Plates under land masses are called continental plates.
Plates under the ocean are called oceanic plates.
Oceanic plates grow outwards from an underwater
plate boundary. The plate boundary is a mid-ocean ridge.
An example of a mid-ocean ridge is the Mid-Atlantic ridge.

Sea Floor Spreading

What is Sea Floor Spreading?

 Plates moving away from each other at a mid-ocean ridge
is called sea floor spreading. Hot magma rises up through the
plate boundary, and it cools rapidly in the cold sea water
forming basalt mountains. As the oceanic plates move apart
they leave a very deep trench and more magma rises to
fill the gap. New oceanic crust is continually being formed.
The basalt mountains are therefore the same on each side of
the ridge, since they were formed at the same time from the
same rising magma.
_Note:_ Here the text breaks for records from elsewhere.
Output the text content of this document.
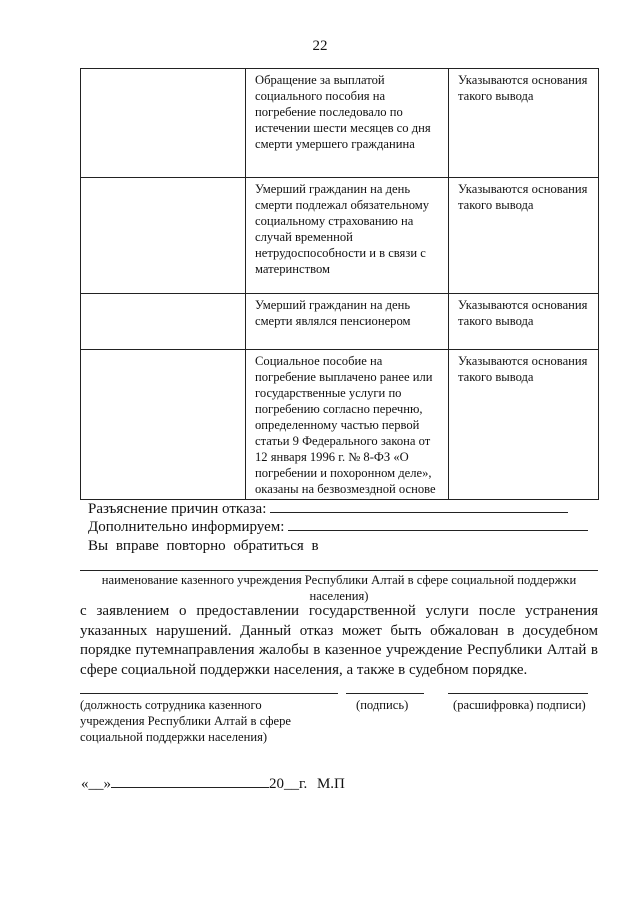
22
	Обращение за выплатой социального пособия на погребение последовало по истечении шести месяцев со дня смерти умершего гражданина	Указываются основания такого вывода
	Умерший гражданин на день смерти подлежал обязательному социальному страхованию на случай временной нетрудоспособности и в связи с материнством	Указываются основания такого вывода
	Умерший гражданин на день смерти являлся пенсионером	Указываются основания такого вывода
	Социальное пособие на погребение выплачено ранее или государственные услуги по погребению согласно перечню, определенному частью первой статьи 9 Федерального закона от 12 января 1996 г. № 8-ФЗ «О погребении и похоронном деле», оказаны на безвозмездной основе	Указываются основания такого вывода
Разъяснение причин отказа:
Дополнительно информируем:
Вы вправе повторно обратиться в
наименование казенного учреждения Республики Алтай в сфере социальной поддержки населения)
с заявлением о предоставлении государственной услуги после устранения указанных нарушений. Данный отказ может быть обжалован в досудебном порядке путемнаправления жалобы в казенное учреждение Республики Алтай в сфере социальной поддержки населения, а также в судебном порядке.
(должность сотрудника казенного учреждения Республики Алтай в сфере социальной поддержки населения)
(подпись)	(расшифровка) подписи)
«__»	20__г. М.П
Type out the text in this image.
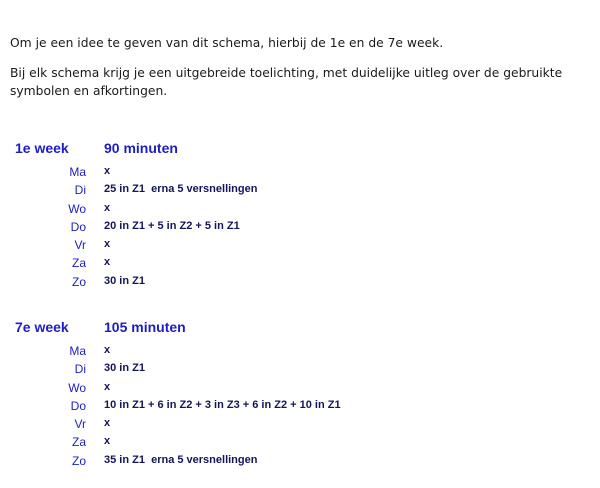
Om je een idee te geven van dit schema, hierbij de 1e en de 7e week.

Bij elk schema krijg je een uitgebreide toelichting, met duidelijke uitleg over de gebruikte symbolen en afkortingen.

1e week	90 minuten
Ma x
Di 25 in Z1  erna 5 versnellingen
Wo x
Do 20 in Z1 + 5 in Z2 + 5 in Z1
Vr x
Za x
Zo 30 in Z1
7e week	105 minuten
Ma x
Di 30 in Z1
Wo x
Do 10 in Z1 + 6 in Z2 + 3 in Z3 + 6 in Z2 + 10 in Z1
Vr x
Za x
Zo 35 in Z1  erna 5 versnellingen
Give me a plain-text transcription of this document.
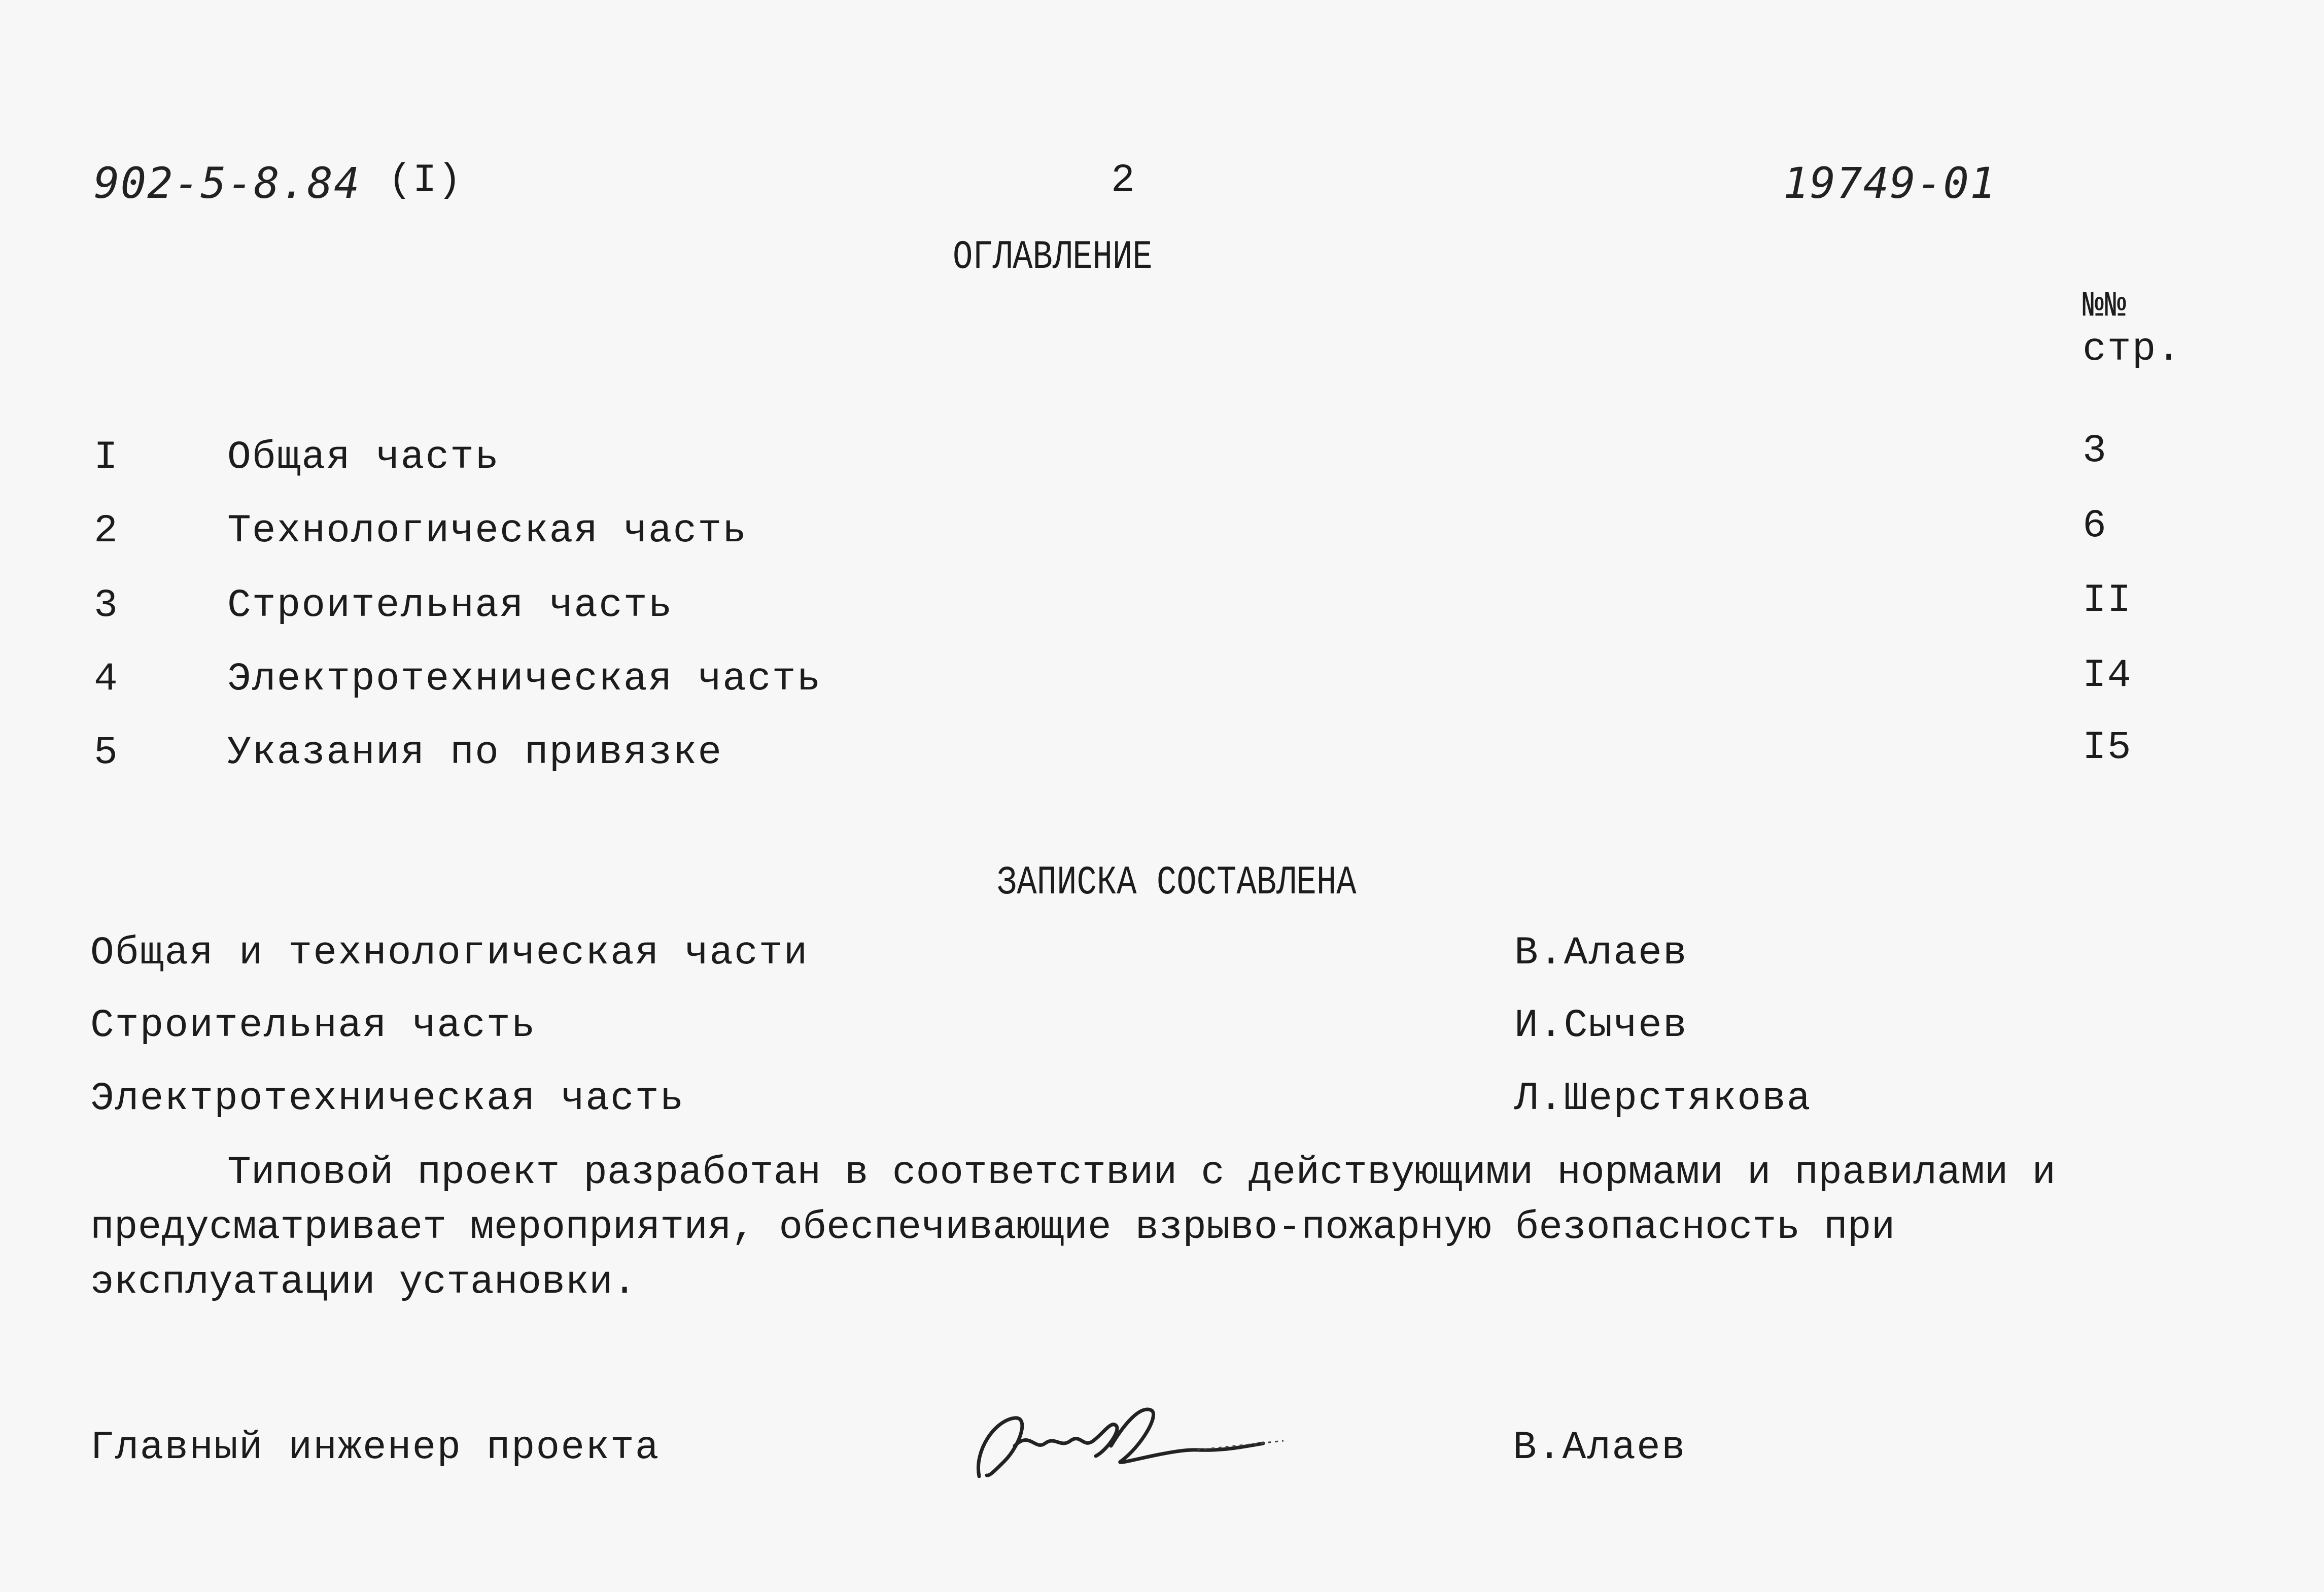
902-5-8.84 (I)	2	19749-01
ОГЛАВЛЕНИЕ
№№
стр.
I	Общая часть	3
2	Технологическая часть	6
3	Строительная часть	II
4	Электротехническая часть	I4
5	Указания по привязке	I5
ЗАПИСКА СОСТАВЛЕНА
Общая и технологическая части	В.Алаев
Строительная часть	И.Сычев
Электротехническая часть	Л.Шерстякова
Типовой проект разработан в соответствии с действующими нормами и правилами и предусматривает мероприятия, обеспечивающие взрыво-пожарную безопасность при эксплуатации установки.
Главный инженер проекта	В.Алаев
See the evidence for this on the next page.

Hot magma may burst violently out of a mid-ocean ridge
from underwater volcanoes.
Volcanoes and earthquakes under the ocean can cause
enormous waves called "tsunami", pronounced "tsoo-nar-mee".
These waves can do great damage when they reach land.

Where the oceanic plate meets a continental plate, the
plates collide. The oceanic plate is forced down
into the mantle and it melts. It is recycled forming new magma.
The oceanic plates are not more than 200 million years old.
That's about how long it takes for the largest plate to be recycled.